Objective To explore the differences in gut microbiota among different histopathological subtypes of lung cancer.

Methods A total of 80 lung cancer patients admitted to the Department of Oncology and Hematology of Anqing First People's Hospital from February 2020 to February 2024 were selected as study subjects. Meanwhile, 80 healthy volunteers who underwent physical examinations during the same period were selected as control group. According to pathological examination results, the lung cancer patients were divided into three subgroups: lung squamous cell carcinoma group, lung adenocarcinoma group, and lung small-cell cancer group. The 16S ribosomal RNA (16S rRNA) sequencing technology was used to compare the differences in gut microbiota diversity and the characteristics of species relative abundance between lung cancer patients with different pathological grades and the control group.

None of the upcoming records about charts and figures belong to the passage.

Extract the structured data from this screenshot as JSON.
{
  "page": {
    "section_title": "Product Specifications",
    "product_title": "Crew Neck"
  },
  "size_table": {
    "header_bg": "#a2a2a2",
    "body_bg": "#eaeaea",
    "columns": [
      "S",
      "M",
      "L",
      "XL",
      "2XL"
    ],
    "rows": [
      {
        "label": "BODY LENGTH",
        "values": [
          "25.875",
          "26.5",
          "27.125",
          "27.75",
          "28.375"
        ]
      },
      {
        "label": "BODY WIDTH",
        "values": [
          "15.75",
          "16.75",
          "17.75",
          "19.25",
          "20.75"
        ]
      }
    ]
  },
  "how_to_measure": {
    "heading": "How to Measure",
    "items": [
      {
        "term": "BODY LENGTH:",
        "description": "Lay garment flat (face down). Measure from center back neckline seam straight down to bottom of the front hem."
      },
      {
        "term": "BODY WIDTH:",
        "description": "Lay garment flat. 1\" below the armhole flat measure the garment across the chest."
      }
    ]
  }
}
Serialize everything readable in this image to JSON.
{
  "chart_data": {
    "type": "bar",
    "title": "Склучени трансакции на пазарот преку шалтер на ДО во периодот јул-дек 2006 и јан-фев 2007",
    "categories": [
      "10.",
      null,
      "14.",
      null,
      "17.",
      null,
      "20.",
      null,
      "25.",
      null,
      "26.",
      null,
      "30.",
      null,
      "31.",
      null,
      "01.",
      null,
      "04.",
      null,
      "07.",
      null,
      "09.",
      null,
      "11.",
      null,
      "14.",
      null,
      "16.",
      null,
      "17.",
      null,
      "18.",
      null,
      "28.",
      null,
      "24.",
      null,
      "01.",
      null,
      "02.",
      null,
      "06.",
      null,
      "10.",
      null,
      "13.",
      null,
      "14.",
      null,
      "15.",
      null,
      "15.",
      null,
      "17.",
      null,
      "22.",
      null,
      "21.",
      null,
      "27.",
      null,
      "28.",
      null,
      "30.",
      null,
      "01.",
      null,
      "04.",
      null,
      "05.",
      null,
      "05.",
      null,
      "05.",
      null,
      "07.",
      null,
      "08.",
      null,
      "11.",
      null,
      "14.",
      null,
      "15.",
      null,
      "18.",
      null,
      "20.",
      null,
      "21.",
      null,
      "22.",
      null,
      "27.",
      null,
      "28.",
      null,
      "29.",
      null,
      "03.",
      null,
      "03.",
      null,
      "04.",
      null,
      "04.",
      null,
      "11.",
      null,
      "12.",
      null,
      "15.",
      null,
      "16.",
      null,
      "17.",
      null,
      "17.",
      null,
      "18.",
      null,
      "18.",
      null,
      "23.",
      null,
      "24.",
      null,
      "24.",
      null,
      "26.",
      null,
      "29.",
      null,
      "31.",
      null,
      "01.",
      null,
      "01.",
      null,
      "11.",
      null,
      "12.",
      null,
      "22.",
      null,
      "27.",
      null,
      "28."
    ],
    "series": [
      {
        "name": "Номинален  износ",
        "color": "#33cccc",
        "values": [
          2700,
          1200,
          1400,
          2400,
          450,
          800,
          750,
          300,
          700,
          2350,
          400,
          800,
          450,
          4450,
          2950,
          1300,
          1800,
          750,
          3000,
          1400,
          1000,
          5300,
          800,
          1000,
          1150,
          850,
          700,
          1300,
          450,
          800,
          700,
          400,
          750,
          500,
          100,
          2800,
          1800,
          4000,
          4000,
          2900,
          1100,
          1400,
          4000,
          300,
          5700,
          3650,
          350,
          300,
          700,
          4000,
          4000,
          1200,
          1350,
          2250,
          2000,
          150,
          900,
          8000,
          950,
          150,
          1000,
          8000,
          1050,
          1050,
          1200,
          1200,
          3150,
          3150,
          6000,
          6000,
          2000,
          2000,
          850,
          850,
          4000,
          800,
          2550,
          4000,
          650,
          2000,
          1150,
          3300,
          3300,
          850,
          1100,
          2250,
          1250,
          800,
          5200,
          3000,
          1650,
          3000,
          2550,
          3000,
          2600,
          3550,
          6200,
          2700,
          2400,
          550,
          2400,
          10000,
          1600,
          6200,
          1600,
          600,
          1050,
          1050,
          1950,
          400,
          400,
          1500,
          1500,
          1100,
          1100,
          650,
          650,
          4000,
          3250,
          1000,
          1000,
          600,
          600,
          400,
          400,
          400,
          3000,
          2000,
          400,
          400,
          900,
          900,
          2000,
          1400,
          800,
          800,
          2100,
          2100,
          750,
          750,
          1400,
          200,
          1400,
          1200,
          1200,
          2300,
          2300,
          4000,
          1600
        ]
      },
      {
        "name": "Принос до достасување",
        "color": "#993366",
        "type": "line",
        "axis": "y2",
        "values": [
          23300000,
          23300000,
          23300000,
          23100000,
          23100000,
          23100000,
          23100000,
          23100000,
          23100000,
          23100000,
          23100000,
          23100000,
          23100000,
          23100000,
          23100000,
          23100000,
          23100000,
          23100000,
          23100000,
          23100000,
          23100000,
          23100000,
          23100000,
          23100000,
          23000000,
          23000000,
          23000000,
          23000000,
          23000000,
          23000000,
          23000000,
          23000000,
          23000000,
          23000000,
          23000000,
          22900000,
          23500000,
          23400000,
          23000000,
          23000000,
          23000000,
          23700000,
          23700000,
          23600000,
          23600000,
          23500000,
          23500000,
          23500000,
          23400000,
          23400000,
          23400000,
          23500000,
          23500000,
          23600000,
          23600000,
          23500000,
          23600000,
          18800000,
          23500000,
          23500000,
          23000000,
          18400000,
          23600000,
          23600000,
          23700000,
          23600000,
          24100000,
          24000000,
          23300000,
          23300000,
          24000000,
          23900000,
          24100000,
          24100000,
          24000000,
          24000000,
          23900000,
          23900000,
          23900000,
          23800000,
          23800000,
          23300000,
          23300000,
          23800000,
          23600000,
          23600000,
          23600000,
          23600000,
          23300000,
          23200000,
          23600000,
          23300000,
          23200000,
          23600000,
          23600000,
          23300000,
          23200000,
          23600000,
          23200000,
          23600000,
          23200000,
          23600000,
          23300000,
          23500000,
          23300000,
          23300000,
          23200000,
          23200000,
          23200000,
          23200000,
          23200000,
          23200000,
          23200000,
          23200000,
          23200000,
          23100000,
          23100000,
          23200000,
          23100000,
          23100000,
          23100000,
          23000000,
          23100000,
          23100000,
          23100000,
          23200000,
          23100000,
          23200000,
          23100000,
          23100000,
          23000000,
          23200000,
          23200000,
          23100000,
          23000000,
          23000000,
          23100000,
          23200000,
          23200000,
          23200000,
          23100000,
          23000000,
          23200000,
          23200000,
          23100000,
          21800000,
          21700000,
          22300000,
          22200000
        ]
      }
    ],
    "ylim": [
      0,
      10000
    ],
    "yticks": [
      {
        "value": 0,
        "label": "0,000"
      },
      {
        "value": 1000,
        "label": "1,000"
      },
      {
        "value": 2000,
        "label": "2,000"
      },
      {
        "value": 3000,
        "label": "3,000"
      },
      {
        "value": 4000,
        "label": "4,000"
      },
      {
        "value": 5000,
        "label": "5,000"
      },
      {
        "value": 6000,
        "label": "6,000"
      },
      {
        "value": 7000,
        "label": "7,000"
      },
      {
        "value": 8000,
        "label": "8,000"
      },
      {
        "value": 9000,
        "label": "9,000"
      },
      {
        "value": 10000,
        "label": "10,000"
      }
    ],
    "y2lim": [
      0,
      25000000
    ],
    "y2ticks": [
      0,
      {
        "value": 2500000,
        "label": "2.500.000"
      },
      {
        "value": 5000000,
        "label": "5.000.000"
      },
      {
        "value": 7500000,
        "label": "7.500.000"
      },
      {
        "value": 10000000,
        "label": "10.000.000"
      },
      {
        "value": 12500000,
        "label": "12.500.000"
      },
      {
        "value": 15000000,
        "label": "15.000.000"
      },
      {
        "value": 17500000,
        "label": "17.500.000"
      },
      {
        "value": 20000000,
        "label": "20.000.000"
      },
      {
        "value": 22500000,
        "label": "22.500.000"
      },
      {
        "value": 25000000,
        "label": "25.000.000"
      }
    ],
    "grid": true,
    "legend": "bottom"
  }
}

Results The proportion of patients with a family history of lung cancer was higher in different lung cancer subtypes than in the control group, and the difference was statistically significant (P < 0.05). The abundance-based coverage estimator (ACE) index, Simpson index, and Shannon index of patients with different lung cancer pathological subtypes were all lower than those in the control group, and the differences were statistically significant (P < 0.05). β-diversity analysis showed that there were significant differences in the variation of gut microbial community structure between the control group and lung cancer patients with different pathological types (P < 0.05). The results of LEfSe indicated that there were differences in gut characteristic microbiota among patients with different pathological subtypes. Specifically, Megamonas was enriched in the LUAD group, Butyrivibrio was enriched in the LSCC group, and Akkermansia was enriched in the SCLC group.

Conclusion There are significant differences in the composition of gut microbiota between lung cancer patients and the normal population, and the gut microbiota of patients with different lung cancer pathological subtypes have distinct characteristics. These differences may provide new biomarkers and therapeutic strategies for the diagnosis and treatment of lung cancer.